Holzskulptur „verweht“ von Heidi Flintrop. Foto: Bernhard Flintrop

Ausstellung im Laboer Freya-Frahm-Haus

KIEL/LABOE. Seit 1988 gibt es die Bildhauerwerkstatt Holz der heutigen Förde-Volkshochschule (Förde-vhs). Ihr Gründer Dieter Stolte hat in dieser Zeit vielen Menschen fundierte Techniken vermittelt, aus Holz ausdrucksstarke Skulpturen zu schaffen.
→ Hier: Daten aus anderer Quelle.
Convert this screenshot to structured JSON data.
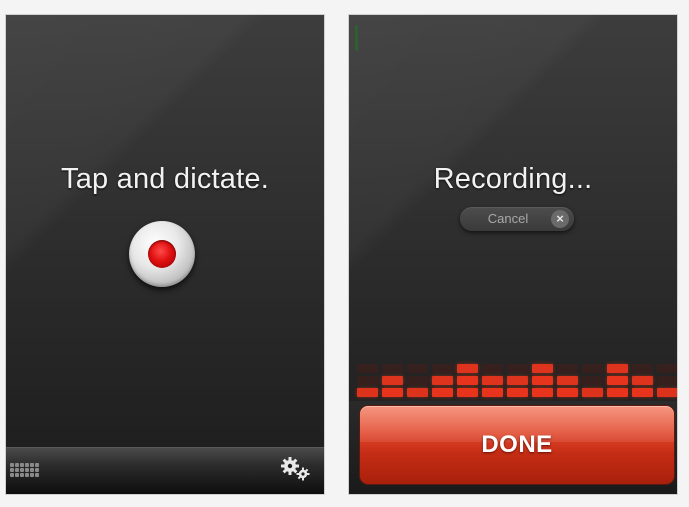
{
  "left_screen": {
    "headline": "Tap and dictate.",
    "record_button_icon": "record-icon",
    "toolbar": {
      "keyboard_icon": "keyboard-icon",
      "settings_icon": "gears-icon"
    }
  },
  "right_screen": {
    "headline": "Recording...",
    "cancel_label": "Cancel",
    "cancel_icon": "close-icon",
    "done_label": "DONE",
    "level_meter": {
      "columns": 13,
      "levels": [
        1,
        2,
        1,
        2,
        3,
        2,
        2,
        3,
        2,
        1,
        3,
        2,
        1
      ],
      "max_level": 3
    }
  },
  "colors": {
    "record_red": "#e01010",
    "meter_active": "#e8341c",
    "meter_dim": "#5a1a12",
    "done_button": "#d63a1f"
  }
}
Dem freischaffenden Künstler und Dozenten ist nun eine Ausstellung gewidmet, deren Planung Dieter Stolte selbst nicht mehr zu Ende führen konnte, da er im Herbst 2021 verstorben ist.

Mit Unterstützung des neuen Werkstattleiters Giotto Bente zeigen Werkstattteilnehmer und -Teilnehmerinnen ab dem heutigen Sonnabend, 18. Dezember, bis Sonntag, 2. Januar, im Freya-Frahm-Haus, Strandstraße 15, in Laboe in der Gruppenausstellung „33 Jahre Bildhauerwerkstatt Holz“ ihre unterschiedlichen Holzskulpturen.

Den gezeigten Arbeiten ist der warme Ausdruck des Materials gemein, in der Bearbeitung unterscheiden sie sich aber: Manche Stücke sind grob gearbeitet, kantig und rau, andere glatt geschliffen und poliert, mit weich wirkender Oberfläche. Vertreten sind geschwungene, dynamische Formen, die organisch wirken, ebenso wie menschliche Figuren, aufrecht stehend oder in bewegter Pose.

Dieter Stolte machte sein Examen 1984 an der Fachhochschule Kiel im Fachbereich Gestaltung. Er arbeitete als freier Künstler in Schleswig-Holstein und gründete 2002 mit vier anderen Künstlern eine Ateliergemeinschaft. Dort entstanden neben Skulpturen auch Zeichnungen und Grafiken. Er arbeitete als Lehrbeauftragter an der FH Kiel, später an der Muthesius Kunsthochschule sowie als Dozent an der Volkshochschule in Kiel.

Die Ausstellung ist bis auf Heiligabend und Silvester täglich von 13 bis 18 Uhr geöffnet, also auch am 1. und 2. Weihnachtsfeiertag. An den Sonntagen 19. Dezember und 2. Januar wird bereits um 11 Uhr geöffnet. Der Eintritt ist frei. Der Förderverein Freya-Frahm-Haus freut sich über eine Spende. Der Zugang ist nicht barrierefrei. Es gelten die aktuellen Coronaregeln.